I first met Janey in kindergarten. She was a beautiful child with a winning smile and pretty curls, and her mother dressed her in nice dresses with big bows in the back. Janey was taking music lessons and learning to tap-dance. At Halloween she appeared costumed as a fairy princess with a sparkly crown and a wand with a star at the end of it. Our teacher, Miss Keller, chose Janey to lead the parade through the parlor and the dining room and back to our schoolroom. I was a shy little girl with thick glasses, buck teeth, and no discernible talents, and my mother had put me in a clown costume. I could bring up the rear, Miss Keller decided.

I didn't see much of Janey until we were both in junior high. By then she was a classic beauty in expensive clothes. She'd become a fine pianist and she could dance to anything. I had progressed to braces, bad perms, and clothes my mother was misguidedly convinced were "smart." Despite such profound differences, Janey and I were friends.

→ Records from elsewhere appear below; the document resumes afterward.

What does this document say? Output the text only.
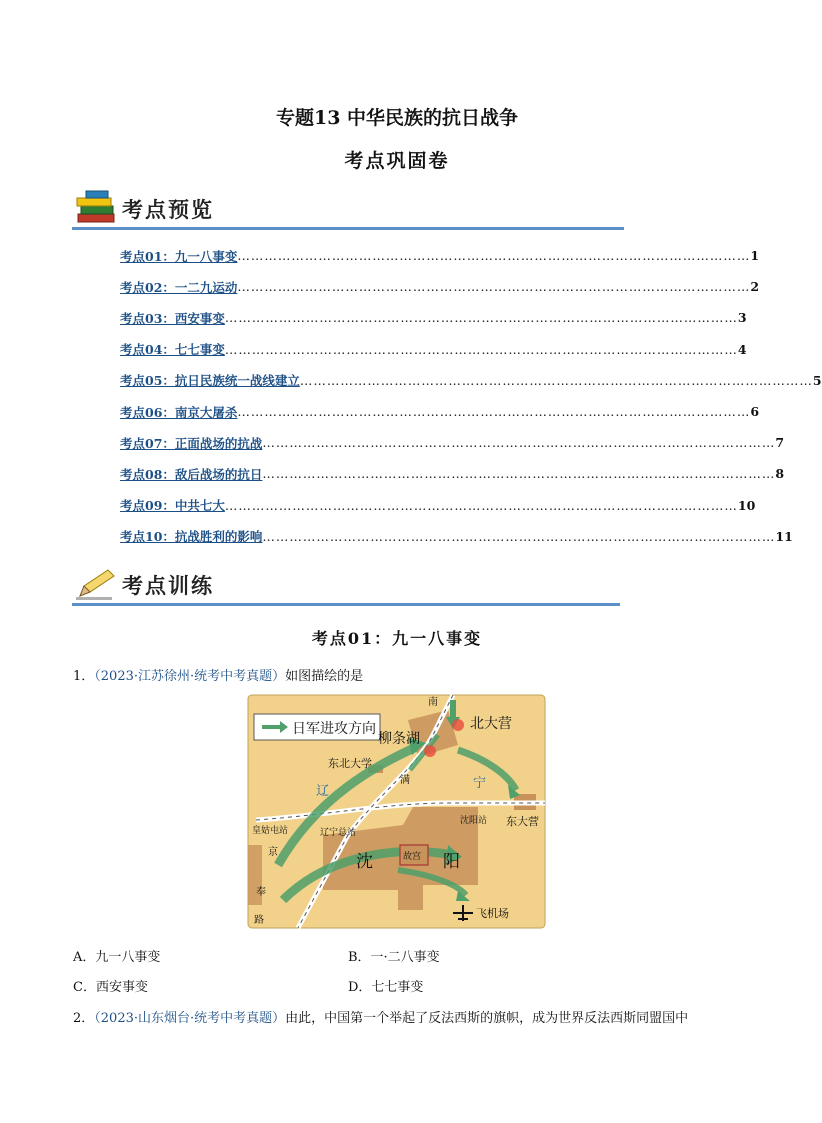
专题13 中华民族的抗日战争
考点巩固卷
考点预览
考点01：九一八事变 …………………………………………………………………………………………………… 1
考点02：一二九运动 …………………………………………………………………………………………………… 2
考点03：西安事变 …………………………………………………………………………………………………… 3
考点04：七七事变 …………………………………………………………………………………………………… 4
考点05：抗日民族统一战线建立 …………………………………………………………………………………………………… 5
考点06：南京大屠杀 …………………………………………………………………………………………………… 6
考点07：正面战场的抗战 …………………………………………………………………………………………………… 7
考点08：敌后战场的抗日 …………………………………………………………………………………………………… 8
考点09：中共七大 …………………………………………………………………………………………………… 10
考点10：抗战胜利的影响 …………………………………………………………………………………………………… 11
考点训练
考点01：九一八事变
1．（2023·江苏徐州·统考中考真题）如图描绘的是
日军进攻方向
故宫
北大营
柳条湖
东北大学
东大营
皇姑屯站	辽宁总站
沈阳站
沈	阳
飞机场
辽
宁
南
满
京
奉
路
A．九一八事变	B．一·二八事变
C．西安事变	D．七七事变
2．（2023·山东烟台·统考中考真题）由此，中国第一个举起了反法西斯的旗帜，成为世界反法西斯同盟国中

The Awards Assembly was coming up at the end of ninth grade, and I was convinced that I would be chosen The Most Useful Girl. I participated in all kinds of activities, wrote for the newspaper, sang in the chorus, took part in assemblies, and got almost all A's except in gym. When the principal called me to his office a few days before the Awards Assembly, along with Janey and a few other kids, I expected to hear that I'd been picked The Most Useful Girl. Why else would I have been summoned? When I heard that Janey was to get the award, I was crushed, so upset that I almost didn't hear what I WAS to get: the Math Award. I hated math, even though I got A's! Almost as much as I hated gym class! How could this be happening?